Témoignage du Zouaq Mohamed Zahmoun

«Quand j’ai quitté l’école j’étais à la cinquième année primaire, mes parents m’ont emmené chez mon oncle maternel Zouaq à Fès. Je suis resté avec lui jusqu’à ce que j’aie appris le métier. J’ai aimé ce travail, parce que depuis tout petit j’avais la passion du dessin. Cela fait presque vingt-cinq ans que je travaille comme Zouaq. Ce qui me plaît dans ce métier, c’est qu’on peut à chaque fois créer dans les dessins et faire quelque chose de nouveau qui n’est pas dans le marché. Même les couleurs aussi peuvent être coordonnées de différentes manières.
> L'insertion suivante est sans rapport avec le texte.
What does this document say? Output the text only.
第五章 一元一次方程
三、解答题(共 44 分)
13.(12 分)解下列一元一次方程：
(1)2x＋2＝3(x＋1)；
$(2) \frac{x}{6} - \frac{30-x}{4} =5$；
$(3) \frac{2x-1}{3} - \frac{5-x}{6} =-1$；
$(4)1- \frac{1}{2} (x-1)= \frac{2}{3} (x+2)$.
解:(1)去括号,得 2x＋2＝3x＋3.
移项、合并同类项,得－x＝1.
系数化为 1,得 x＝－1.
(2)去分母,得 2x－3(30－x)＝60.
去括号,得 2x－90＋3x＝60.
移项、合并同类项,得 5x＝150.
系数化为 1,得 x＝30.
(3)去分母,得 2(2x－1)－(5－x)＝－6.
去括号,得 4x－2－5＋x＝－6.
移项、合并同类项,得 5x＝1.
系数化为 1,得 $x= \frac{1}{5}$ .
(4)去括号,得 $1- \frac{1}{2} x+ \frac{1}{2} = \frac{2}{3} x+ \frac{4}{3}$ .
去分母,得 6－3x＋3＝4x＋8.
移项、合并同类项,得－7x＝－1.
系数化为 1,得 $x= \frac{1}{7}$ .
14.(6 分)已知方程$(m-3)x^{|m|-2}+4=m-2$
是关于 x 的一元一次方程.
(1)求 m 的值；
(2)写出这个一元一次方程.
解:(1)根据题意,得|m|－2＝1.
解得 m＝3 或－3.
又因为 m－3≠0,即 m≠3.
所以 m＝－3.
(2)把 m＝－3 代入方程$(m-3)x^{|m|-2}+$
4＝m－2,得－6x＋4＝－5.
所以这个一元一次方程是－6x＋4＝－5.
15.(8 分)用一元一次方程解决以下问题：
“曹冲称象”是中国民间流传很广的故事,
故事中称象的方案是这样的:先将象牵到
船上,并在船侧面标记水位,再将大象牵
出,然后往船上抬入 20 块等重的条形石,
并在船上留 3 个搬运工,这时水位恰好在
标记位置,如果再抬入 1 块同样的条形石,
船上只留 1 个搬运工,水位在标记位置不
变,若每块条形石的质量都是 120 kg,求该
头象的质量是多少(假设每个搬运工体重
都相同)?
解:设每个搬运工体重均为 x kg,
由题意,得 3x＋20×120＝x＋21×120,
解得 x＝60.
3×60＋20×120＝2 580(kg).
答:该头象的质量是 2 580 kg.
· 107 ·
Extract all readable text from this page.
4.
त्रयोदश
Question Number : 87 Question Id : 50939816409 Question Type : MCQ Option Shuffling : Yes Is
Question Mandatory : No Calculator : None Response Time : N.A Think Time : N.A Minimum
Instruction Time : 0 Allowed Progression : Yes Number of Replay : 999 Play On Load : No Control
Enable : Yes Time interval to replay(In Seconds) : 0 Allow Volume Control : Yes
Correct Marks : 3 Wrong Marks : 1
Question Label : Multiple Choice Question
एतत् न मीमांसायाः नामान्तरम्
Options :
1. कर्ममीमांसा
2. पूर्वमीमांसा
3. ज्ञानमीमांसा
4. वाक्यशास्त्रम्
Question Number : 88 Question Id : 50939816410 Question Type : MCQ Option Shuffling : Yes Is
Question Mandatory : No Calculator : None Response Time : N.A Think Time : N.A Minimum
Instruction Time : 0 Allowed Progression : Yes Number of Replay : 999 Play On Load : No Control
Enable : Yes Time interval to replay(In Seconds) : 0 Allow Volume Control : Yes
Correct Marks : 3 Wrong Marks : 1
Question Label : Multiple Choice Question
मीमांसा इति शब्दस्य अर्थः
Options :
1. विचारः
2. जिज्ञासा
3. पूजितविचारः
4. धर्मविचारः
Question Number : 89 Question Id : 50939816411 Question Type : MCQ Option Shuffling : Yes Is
L’artisanat a une grande valeur pour les gens qui font du commerce avec. Mais, ceux qui le travaillent n’en profitent pas beaucoup. La majorité des ouvriers n’ont pas de papiers. Il y a seulement ceux qui font la formation de trois ans à l’école qui ont les papiers et peuvent avoir un avenir meilleur. Mais, ils n’ont pas d’expérience. Ils peuvent l’avoir après plusieurs années en passant par diverses étapes. Quand j’étais à Fès avec des Mâalmine très connus, moi aussi je suis passé par plusieurs étapes pour pouvoir réaliser une pièce moi-même et créer de nouveaux designs. Parce que ce qu’on fait est un patrimoine laissé par nos grands-parents. Tu peux, par exemple, prendre une pièce chinoise et copier son design. Mais, on ne peut pas dire que c’est un patrimoine marocain. Il y a des designs qu’on ne peut pas changer et d’autres qui peuvent être transformés sans sortir du cadre patrimonial».